Fique em segurança. Cuide de si e dos outros!

Este segundo testemunho, muito emotivo, é de Rosa Torcato, de Ribamar, residente no Reino Unido.

“Olá... o meu nome é Rosa, sou de Ribamar e vivo em Inglaterra desde 2005, portanto, há 15 anos. Tenho três filhas, duas em Portugal e a mais velha que vive também aqui com o seu marido e os dois filhos.

Vivo sozinha agora pois a minha filha mais nova esteve aqui comigo até ao ano passado e foi também para Portugal, o que julgo que tenha sido muito bom. Nada como voltar para o nosso cantinho. Este coronavírus veio dar uma volta de 180 graus à minha vida, para a viver mais devagar...

Vivo em Worcester, a 40 milhas de Birmingham, a segunda maior cidade do país. Trabalho no Hospital Central desta região, onde sou auxiliar de acção médica. Durante a semana sou também ‘babysitter’ dos filhos de um casal de médicos e trato da sua casa, bem como da casa de outros médicos. Sou muito activa porque se quero ir embora e ter o meu cantinho em Portugal, livre de despesas, tenho que fazer por isso. Sou, felizmente, uma sobrevivente de cancro da mama, ao fim de dois anos de aqui estar, tendo efectuado um percurso longo para a cura.

Sobre o momento actual, devido à pandemia do novo coronavírus, como vivo à volta de médicos e enfermeiros, conversamos e vejo nos seus olhos que não há resposta… todos têm medo! Medo do que ouvem, do que não se vê!

Uma enfermeira no serviço onde trabalho, que também teve cancro, disse-me: “Sinto medo. Sinto o mesmo receio quando tive cancro, pois não sei o que será o amanhã. Somos profissionais que corremos riscos, somos precisos e não sei até quando e até que ponto vamos aguentar! Ficamos nervosos quando pensamos que não podemos deixar de trabalhar porque não podemos abandonar os nossos colegas!”.

Já faltam enfermeiros nos serviços porque, da agência responsável pela colocação dos profissionais, ninguém quer correr o risco de ficar doente porque não têm direito a baixa por doença. Boris Johnson já veio a público dizer que deve estar tudo fechado e não encontramos comida e outros bens nos supermercados.
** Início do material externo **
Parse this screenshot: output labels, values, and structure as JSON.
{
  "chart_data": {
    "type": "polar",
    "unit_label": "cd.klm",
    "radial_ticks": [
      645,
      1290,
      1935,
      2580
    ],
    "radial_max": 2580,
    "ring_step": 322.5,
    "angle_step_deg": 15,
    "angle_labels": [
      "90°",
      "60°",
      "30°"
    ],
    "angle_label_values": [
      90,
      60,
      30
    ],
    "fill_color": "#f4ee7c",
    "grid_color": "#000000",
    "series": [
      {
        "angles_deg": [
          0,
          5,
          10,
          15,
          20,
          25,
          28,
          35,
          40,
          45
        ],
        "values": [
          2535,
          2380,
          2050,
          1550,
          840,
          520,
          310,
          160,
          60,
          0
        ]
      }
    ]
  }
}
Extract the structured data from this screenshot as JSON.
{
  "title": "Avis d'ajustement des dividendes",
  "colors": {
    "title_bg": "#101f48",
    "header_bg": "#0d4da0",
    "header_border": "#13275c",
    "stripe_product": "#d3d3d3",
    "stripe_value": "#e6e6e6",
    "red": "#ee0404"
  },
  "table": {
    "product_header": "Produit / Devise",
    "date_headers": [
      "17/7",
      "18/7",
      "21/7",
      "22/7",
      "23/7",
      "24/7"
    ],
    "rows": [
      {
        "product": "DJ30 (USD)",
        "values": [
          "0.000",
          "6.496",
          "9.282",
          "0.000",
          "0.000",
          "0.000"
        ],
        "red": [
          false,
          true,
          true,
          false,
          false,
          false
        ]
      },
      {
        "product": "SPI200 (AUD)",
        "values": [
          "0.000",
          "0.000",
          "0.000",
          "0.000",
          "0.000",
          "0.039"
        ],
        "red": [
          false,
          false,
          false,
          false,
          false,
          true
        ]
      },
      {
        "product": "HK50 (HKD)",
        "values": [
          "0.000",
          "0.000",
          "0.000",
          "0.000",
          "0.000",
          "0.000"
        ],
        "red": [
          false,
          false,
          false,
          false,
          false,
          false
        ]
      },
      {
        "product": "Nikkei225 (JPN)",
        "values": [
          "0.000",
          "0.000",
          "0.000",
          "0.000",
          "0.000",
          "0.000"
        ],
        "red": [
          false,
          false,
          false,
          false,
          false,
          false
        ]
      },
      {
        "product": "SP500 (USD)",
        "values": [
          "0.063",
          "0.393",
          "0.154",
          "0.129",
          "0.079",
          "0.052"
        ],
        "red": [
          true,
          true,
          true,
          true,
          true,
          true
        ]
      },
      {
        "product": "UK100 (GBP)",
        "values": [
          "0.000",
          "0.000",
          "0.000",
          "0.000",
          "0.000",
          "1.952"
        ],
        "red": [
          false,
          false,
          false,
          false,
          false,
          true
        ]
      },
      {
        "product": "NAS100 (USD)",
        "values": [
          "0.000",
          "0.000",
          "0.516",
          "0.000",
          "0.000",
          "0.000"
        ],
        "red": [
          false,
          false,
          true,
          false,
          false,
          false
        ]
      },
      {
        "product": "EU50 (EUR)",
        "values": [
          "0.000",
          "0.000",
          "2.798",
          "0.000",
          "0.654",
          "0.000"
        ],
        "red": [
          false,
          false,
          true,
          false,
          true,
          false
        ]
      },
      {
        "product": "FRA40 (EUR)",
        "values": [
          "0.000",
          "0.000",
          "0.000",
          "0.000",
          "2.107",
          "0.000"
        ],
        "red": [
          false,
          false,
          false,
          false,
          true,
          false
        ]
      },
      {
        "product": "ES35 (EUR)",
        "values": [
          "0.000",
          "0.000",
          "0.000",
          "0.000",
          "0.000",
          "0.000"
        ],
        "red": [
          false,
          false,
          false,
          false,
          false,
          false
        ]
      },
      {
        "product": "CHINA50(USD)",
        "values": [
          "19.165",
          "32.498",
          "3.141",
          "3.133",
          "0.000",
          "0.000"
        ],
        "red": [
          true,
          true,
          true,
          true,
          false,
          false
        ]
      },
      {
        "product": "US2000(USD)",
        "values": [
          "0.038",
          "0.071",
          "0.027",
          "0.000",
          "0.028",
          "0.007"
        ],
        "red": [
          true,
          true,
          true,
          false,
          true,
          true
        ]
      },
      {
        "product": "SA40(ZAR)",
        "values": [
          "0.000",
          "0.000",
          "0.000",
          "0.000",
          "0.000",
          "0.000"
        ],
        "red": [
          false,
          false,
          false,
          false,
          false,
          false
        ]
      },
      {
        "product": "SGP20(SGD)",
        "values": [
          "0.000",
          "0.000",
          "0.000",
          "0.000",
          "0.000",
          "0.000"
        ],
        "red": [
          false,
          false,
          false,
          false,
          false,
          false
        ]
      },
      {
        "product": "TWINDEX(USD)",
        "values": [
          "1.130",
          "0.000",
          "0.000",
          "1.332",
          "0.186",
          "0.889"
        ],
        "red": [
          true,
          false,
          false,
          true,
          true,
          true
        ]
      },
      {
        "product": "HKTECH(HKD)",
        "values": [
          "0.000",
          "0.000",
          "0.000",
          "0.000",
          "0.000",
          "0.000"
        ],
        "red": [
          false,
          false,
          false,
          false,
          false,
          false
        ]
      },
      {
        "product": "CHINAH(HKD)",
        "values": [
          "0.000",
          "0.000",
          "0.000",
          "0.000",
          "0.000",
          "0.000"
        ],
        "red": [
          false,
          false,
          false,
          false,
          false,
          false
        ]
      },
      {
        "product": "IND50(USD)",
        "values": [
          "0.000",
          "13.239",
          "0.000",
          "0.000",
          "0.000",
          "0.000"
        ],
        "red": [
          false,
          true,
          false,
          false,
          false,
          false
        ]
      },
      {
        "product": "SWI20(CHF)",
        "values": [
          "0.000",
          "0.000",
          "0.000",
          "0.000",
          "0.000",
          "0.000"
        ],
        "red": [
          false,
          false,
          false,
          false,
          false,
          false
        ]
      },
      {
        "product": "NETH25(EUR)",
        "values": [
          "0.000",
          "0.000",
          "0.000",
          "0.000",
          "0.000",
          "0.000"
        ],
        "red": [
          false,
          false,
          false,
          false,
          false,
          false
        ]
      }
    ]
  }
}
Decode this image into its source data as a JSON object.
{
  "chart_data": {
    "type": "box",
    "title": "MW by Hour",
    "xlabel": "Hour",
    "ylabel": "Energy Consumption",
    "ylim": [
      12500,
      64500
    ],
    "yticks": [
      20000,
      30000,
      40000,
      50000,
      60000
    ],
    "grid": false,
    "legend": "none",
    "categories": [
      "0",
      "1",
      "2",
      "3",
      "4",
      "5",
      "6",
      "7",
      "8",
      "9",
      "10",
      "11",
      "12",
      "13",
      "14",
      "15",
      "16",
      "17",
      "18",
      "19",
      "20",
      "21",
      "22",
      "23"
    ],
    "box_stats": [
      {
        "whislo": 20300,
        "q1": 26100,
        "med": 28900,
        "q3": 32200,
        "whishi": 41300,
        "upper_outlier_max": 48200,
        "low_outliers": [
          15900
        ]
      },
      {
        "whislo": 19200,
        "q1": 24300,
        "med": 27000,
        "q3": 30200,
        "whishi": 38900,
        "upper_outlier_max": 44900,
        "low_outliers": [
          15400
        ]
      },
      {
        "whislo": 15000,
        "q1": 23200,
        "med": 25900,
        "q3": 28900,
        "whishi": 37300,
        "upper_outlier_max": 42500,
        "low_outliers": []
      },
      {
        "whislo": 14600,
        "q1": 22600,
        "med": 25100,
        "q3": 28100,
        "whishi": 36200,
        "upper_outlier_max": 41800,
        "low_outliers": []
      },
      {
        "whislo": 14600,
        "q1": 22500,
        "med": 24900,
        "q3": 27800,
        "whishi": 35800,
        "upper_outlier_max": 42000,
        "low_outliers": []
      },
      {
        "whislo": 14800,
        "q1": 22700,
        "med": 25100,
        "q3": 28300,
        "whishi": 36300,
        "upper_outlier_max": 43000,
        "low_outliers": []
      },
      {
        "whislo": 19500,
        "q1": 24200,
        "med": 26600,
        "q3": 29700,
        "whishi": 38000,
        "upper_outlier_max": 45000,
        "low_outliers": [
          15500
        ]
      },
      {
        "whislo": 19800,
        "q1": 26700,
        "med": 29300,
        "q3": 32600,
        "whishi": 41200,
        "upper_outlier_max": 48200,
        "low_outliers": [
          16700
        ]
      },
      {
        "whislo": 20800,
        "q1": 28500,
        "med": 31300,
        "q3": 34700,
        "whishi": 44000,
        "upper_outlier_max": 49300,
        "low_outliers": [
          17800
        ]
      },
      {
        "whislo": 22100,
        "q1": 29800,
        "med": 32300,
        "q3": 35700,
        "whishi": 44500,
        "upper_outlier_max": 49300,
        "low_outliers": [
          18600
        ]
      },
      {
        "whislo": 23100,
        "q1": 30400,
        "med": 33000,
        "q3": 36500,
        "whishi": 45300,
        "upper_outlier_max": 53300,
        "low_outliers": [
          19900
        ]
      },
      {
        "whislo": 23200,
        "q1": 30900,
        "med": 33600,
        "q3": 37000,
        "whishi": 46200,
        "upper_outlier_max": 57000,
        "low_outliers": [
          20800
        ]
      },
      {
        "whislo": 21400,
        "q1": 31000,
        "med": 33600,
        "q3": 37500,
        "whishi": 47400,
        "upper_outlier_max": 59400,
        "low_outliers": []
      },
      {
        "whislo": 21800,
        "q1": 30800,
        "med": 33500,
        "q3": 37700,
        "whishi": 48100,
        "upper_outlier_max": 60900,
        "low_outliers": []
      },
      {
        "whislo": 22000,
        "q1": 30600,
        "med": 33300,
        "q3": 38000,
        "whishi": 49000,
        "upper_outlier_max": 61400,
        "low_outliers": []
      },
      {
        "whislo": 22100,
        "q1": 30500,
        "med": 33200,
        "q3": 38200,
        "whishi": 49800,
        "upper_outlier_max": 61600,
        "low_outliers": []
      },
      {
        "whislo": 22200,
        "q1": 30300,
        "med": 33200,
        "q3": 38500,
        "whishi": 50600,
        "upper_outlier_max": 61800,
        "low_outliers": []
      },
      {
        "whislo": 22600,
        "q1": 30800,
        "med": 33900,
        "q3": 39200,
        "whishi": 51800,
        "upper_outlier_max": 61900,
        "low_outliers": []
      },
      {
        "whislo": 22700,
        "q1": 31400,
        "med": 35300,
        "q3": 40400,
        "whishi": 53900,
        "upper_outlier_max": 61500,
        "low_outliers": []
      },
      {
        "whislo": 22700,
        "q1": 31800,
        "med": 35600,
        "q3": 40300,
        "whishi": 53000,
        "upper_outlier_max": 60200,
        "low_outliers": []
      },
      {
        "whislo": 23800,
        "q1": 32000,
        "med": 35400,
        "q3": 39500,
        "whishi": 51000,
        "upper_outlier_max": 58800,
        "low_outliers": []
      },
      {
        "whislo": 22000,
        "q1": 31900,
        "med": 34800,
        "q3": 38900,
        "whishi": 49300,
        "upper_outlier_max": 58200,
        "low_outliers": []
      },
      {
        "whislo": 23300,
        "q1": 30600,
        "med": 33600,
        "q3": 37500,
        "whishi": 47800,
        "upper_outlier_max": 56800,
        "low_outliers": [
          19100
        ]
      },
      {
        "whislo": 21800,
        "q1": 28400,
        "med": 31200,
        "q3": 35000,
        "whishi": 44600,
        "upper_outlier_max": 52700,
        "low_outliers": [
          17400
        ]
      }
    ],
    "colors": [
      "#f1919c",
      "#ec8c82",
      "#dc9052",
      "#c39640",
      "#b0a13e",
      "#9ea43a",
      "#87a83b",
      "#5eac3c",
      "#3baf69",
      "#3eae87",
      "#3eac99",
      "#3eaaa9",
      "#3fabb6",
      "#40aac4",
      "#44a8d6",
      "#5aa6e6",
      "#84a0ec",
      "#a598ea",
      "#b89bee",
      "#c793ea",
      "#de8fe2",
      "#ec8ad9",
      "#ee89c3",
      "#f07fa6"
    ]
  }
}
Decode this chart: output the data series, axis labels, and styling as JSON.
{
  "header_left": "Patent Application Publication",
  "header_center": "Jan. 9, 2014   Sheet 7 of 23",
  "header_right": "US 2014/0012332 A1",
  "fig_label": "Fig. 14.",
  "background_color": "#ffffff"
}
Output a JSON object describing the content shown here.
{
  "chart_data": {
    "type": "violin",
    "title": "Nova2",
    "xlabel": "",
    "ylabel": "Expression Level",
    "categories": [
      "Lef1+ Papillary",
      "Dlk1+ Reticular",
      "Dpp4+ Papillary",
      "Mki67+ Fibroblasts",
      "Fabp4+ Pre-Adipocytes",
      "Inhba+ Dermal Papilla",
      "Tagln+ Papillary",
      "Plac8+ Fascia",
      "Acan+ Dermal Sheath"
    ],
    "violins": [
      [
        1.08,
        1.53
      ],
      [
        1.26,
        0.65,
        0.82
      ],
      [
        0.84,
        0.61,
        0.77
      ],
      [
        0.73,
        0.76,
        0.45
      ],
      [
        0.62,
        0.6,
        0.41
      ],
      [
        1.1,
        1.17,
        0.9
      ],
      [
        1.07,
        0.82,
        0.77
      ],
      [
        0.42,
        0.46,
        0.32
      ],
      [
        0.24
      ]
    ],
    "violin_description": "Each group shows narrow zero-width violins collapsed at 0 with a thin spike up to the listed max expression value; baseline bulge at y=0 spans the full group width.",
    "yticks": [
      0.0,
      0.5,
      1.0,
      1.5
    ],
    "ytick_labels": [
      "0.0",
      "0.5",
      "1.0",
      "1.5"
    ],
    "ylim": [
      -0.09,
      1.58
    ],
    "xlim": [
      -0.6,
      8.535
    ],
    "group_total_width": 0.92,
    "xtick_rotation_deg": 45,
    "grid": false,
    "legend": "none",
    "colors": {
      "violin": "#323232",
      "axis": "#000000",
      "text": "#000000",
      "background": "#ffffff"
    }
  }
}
A médica para a qual faço o serviço de ‘babysitter’ disse-me que podia encontrar tudo no centro comercial, como papel higiénico, farinha e massa, por exemplo. Só nesta sexta-feira percorri cinco centros comerciais e foi no último que encontrei ‘pasta’ e farinha e nada de Paracetamol. Então assisti ao racionamento das compras. Dos seis pacotes de ‘fusilli’ e quatro de farinha, só pude levar três de cada!

Quando regressei este sábado ao hospital verifiquei que estava tudo muito calmo. Evitamos estar perto uns dos outros, há poucos doentes a circular e não podemos ir à zona dos doentes infectados. Tivémos este domingo o treino para o manuseamento de máscaras e luvas. Parece que estamos em guerra!

Ainda falta a parte mais difícil causada por esta doença. Peço a Deus que não deixe que nada me aconteça, nem aos meus familiares. Pela primeira vez, em 57 anos, nunca tive tenho medo! Medo por mim, medo pelos meus netos e filhas e não posso sequer pensar que tenho a minha filha mais nova em quarentena em casa, em Portugal, sozinha, e eu aqui! Será que devia ter ido embora e deixava aqui quem precisa de mim? Meu Deus, só tu agora me podes ajudar!”